I have another couple of requests to ask of you. A few months ago, I mentioned that a friend of ours, Katherine Aulin, was near death. Later that week, she rallied and was able to go home. We saw her at family camp just a few weeks ago. Her health had continued to fail, but she was cheerful and praising the Lord anyway. This past Sunday, we received word that Katherine had passed away during the night. We're sad to lose a friend here, but we rejoice in the promise of Heaven. She had lost both legs and had very limited sight, suffered from kidney failure with dialysis treatments, and had just recently been diagnosed with MS. All of that is over now, praise the Lord! She is walking and rejoicing with the Lord today! Please do pray for her family, though. They are saved, and have the same blessed hope, but the coming days will be hard for them. Her funeral is Thursday.

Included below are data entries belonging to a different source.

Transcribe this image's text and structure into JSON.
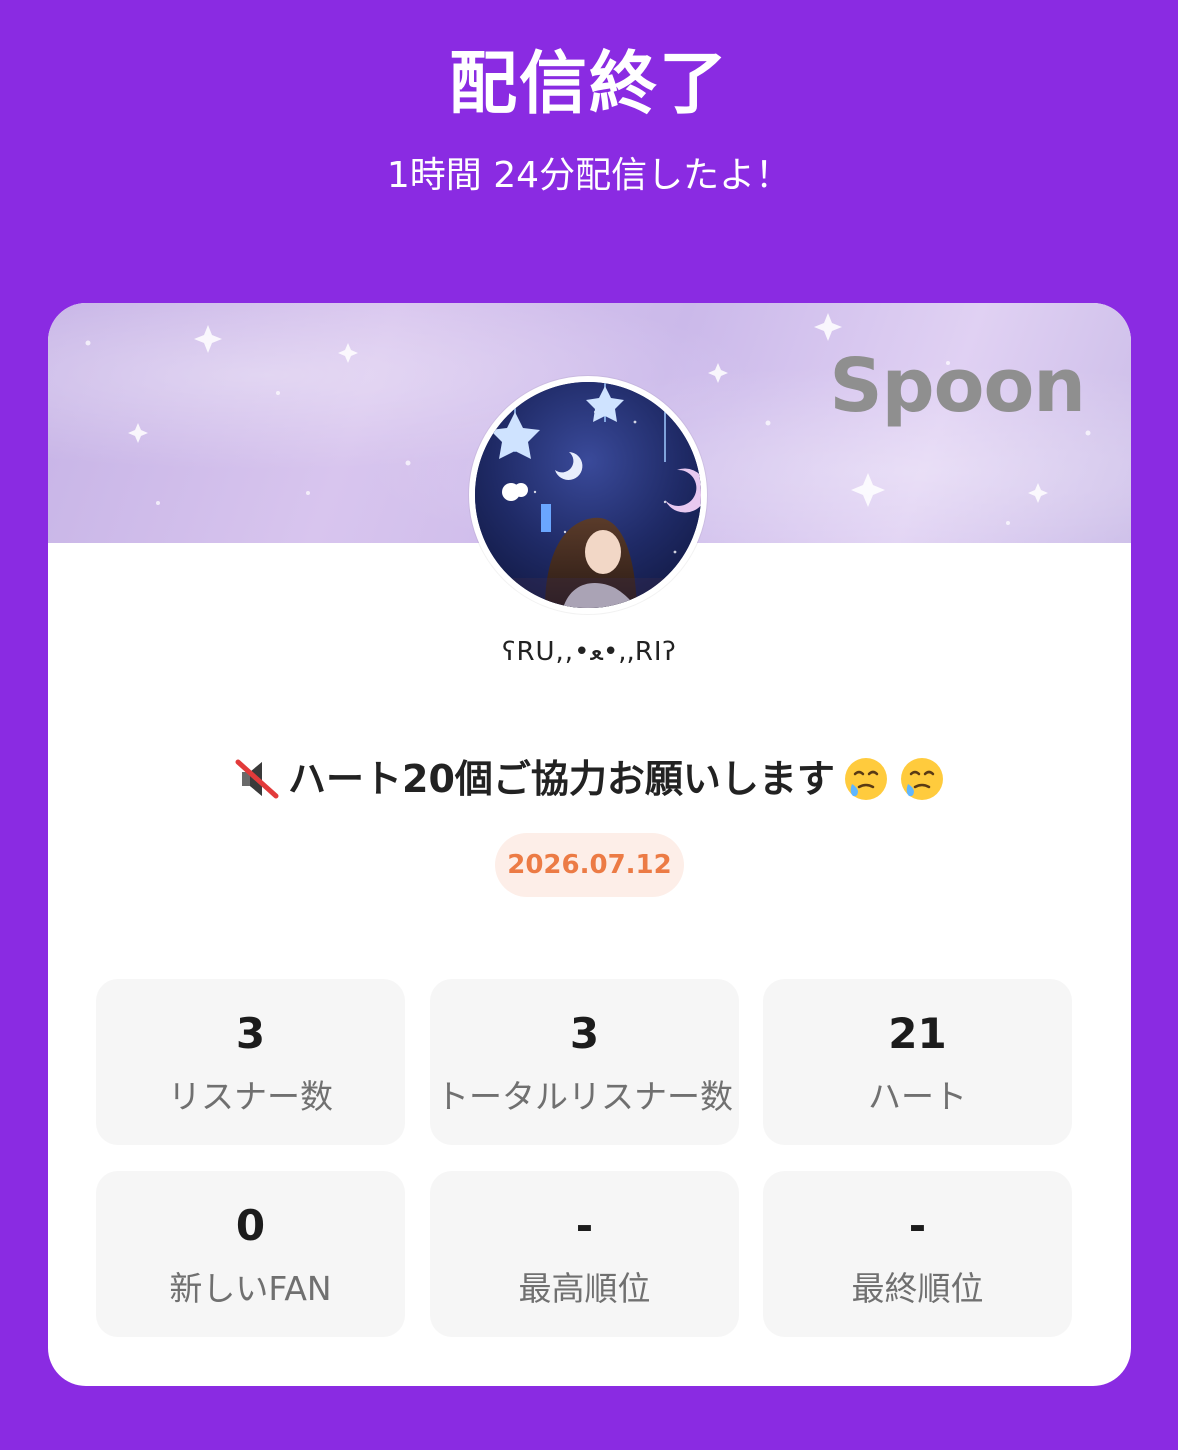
{
  "header": {
    "title": "配信終了",
    "subtitle": "1時間 24分配信したよ！"
  },
  "card": {
    "brand": "Spoon",
    "username": "ʕRU,,•ﻌ•,,RIʔ",
    "room_title": "ハート20個ご協力お願いします",
    "leading_icon": "muted-speaker-icon",
    "trailing_icons": [
      "face-holding-back-tears-icon",
      "face-holding-back-tears-icon"
    ],
    "date": "2026.07.12"
  },
  "stats": [
    {
      "value": "3",
      "label": "リスナー数"
    },
    {
      "value": "3",
      "label": "トータルリスナー数"
    },
    {
      "value": "21",
      "label": "ハート"
    },
    {
      "value": "0",
      "label": "新しいFAN"
    },
    {
      "value": "-",
      "label": "最高順位"
    },
    {
      "value": "-",
      "label": "最終順位"
    }
  ],
  "colors": {
    "background": "#8a2be2",
    "card": "#ffffff",
    "stat_tile": "#f6f6f6",
    "date_text": "#ec7b45",
    "date_badge": "#fdeee8",
    "brand_logo": "#8f8f8f"
  }
}
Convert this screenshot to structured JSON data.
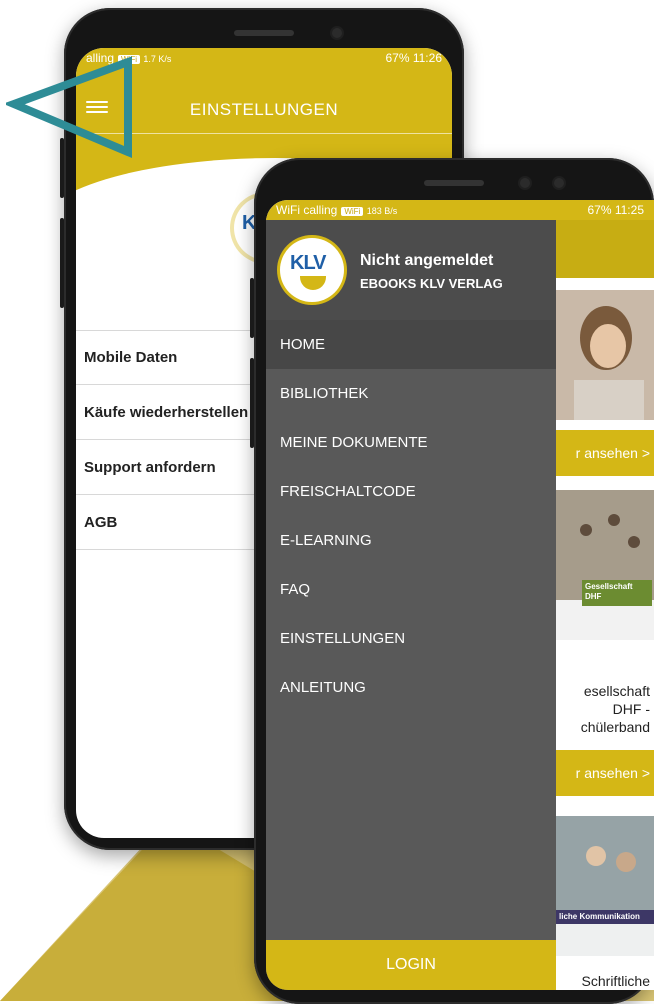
{
  "colors": {
    "accent": "#d4b716",
    "drawer": "#595959",
    "drawer_active": "#474747",
    "arrow": "#2e8c96"
  },
  "back_phone": {
    "status_left": "alling",
    "status_chip": "WiFi",
    "status_speed": "1.7 K/s",
    "status_right": "67% 11:26",
    "title": "EINSTELLUNGEN",
    "logo_text": "KL",
    "settings": [
      {
        "label": "Mobile Daten"
      },
      {
        "label": "Käufe wiederherstellen"
      },
      {
        "label": "Support anfordern"
      },
      {
        "label": "AGB"
      }
    ]
  },
  "front_phone": {
    "status_left": "WiFi calling",
    "status_chip": "WiFi",
    "status_speed": "183 B/s",
    "status_right": "67% 11:25",
    "user_name": "Nicht angemeldet",
    "user_subtitle": "EBOOKS KLV VERLAG",
    "logo_text": "KLV",
    "menu": [
      {
        "label": "HOME",
        "active": true
      },
      {
        "label": "BIBLIOTHEK"
      },
      {
        "label": "MEINE DOKUMENTE"
      },
      {
        "label": "FREISCHALTCODE"
      },
      {
        "label": "E-LEARNING"
      },
      {
        "label": "FAQ"
      },
      {
        "label": "EINSTELLUNGEN"
      },
      {
        "label": "ANLEITUNG"
      }
    ],
    "login_label": "LOGIN",
    "content": {
      "ansehen_1": "r ansehen >",
      "tag_1": "Gesellschaft DHF",
      "book_title_1": "esellschaft DHF - chülerband",
      "ansehen_2": "r ansehen >",
      "tag_2": "liche Kommunikation",
      "book_title_2": "Schriftliche"
    }
  },
  "icons": {
    "menu": "hamburger-icon",
    "arrow": "triangle-arrow-icon"
  }
}
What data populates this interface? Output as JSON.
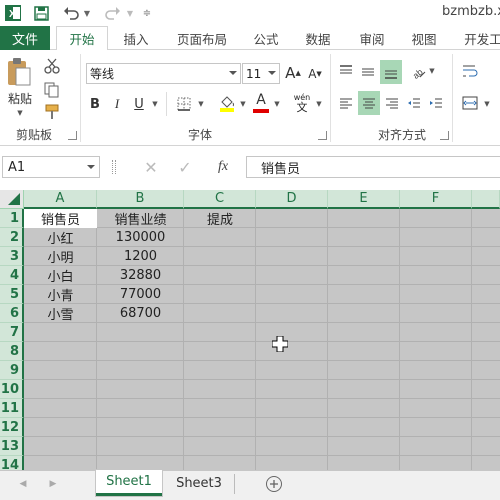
{
  "window": {
    "title": "bzmbzb.xlsx"
  },
  "tabs": [
    {
      "label": "文件"
    },
    {
      "label": "开始"
    },
    {
      "label": "插入"
    },
    {
      "label": "页面布局"
    },
    {
      "label": "公式"
    },
    {
      "label": "数据"
    },
    {
      "label": "审阅"
    },
    {
      "label": "视图"
    },
    {
      "label": "开发工"
    }
  ],
  "ribbon": {
    "paste_label": "粘贴",
    "font_name": "等线",
    "font_size": "11",
    "increase_font": "A",
    "decrease_font": "A",
    "bold": "B",
    "italic": "I",
    "underline": "U",
    "font_color_glyph": "A",
    "phonetic_top": "wén",
    "phonetic_bottom": "文",
    "groups": {
      "clipboard": "剪贴板",
      "font": "字体",
      "alignment": "对齐方式"
    }
  },
  "formula_bar": {
    "name_box": "A1",
    "fx": "fx",
    "value": "销售员"
  },
  "grid": {
    "columns": [
      "A",
      "B",
      "C",
      "D",
      "E",
      "F"
    ],
    "rows": [
      "1",
      "2",
      "3",
      "4",
      "5",
      "6",
      "7",
      "8",
      "9",
      "10",
      "11",
      "12",
      "13",
      "14"
    ],
    "header_row": [
      "销售员",
      "销售业绩",
      "提成"
    ],
    "data": [
      [
        "小红",
        "130000"
      ],
      [
        "小明",
        "1200"
      ],
      [
        "小白",
        "32880"
      ],
      [
        "小青",
        "77000"
      ],
      [
        "小雪",
        "68700"
      ]
    ]
  },
  "sheets": [
    "Sheet1",
    "Sheet3"
  ],
  "colors": {
    "accent": "#217346",
    "selection": "#c6c6c6"
  }
}
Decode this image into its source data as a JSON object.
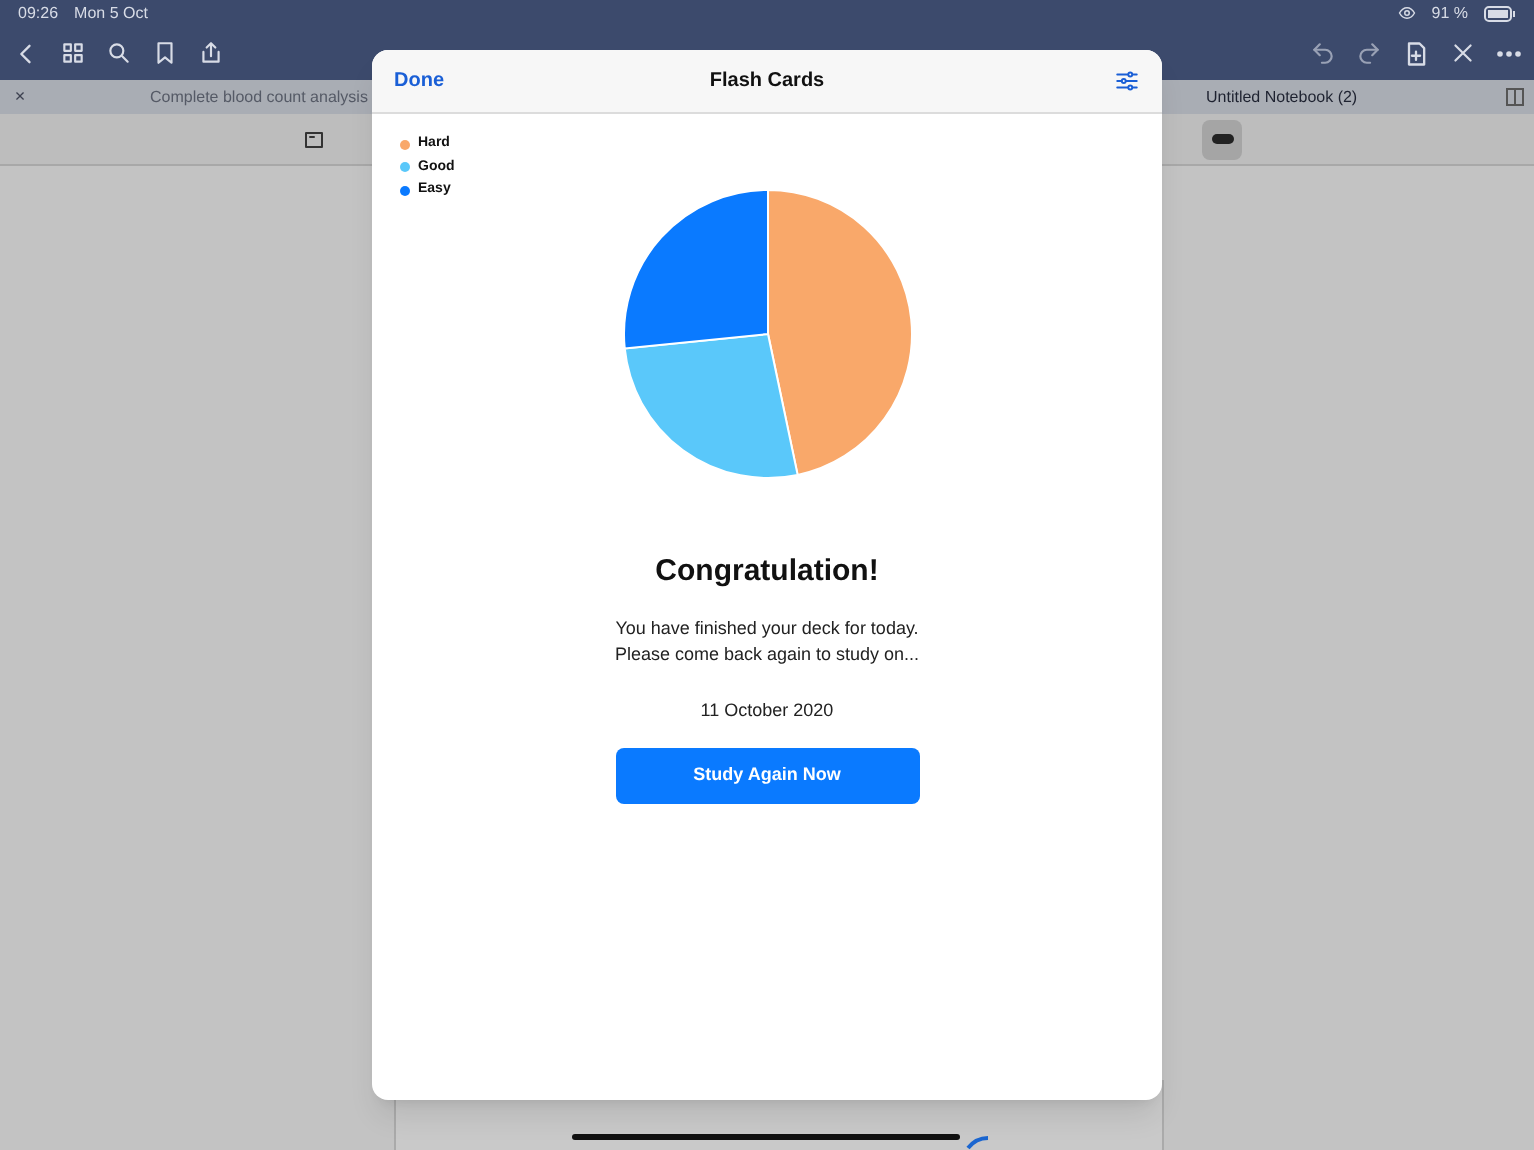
{
  "status_bar": {
    "time": "09:26",
    "date": "Mon 5 Oct",
    "battery": "91 %"
  },
  "app": {
    "tabs": [
      {
        "label": "Complete blood count analysis",
        "selected": false
      },
      {
        "label": "Untitled Notebook (2)",
        "selected": true
      }
    ],
    "close_tab": "×"
  },
  "modal": {
    "done": "Done",
    "title": "Flash Cards",
    "legend": [
      {
        "label": "Hard",
        "color": "#f9a86a"
      },
      {
        "label": "Good",
        "color": "#5ac8fa"
      },
      {
        "label": "Easy",
        "color": "#0a7aff"
      }
    ],
    "heading": "Congratulation!",
    "message_lines": [
      "You have finished your deck for today.",
      "Please come back again to study on..."
    ],
    "date": "11 October 2020",
    "button": "Study Again Now"
  }
}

Another request: A friend of mine has a 5-year-old great-niece named Taylor. Last week, doctors found cancer in her right kidney. Yesterday, she had a CT scan which revealed cancer in several other places in her body. She was admitted to the hospital immediately to begin treatments to manage the cancer in her kidney and will go from there. The doctor said she needs a miracle. Please pray for that miracle for Taylor! She and her mother live in Lethbridge, Alberta, Canada, and she is in hospital in Calgary, Alberta. There's a Facebook page for Taylor here, if you'd like to join and follow her progress. It's a closed group, so you might mention that you're a blog reader of mine as you request to join the page.

I'll update our trip as often as possible. See you in a month!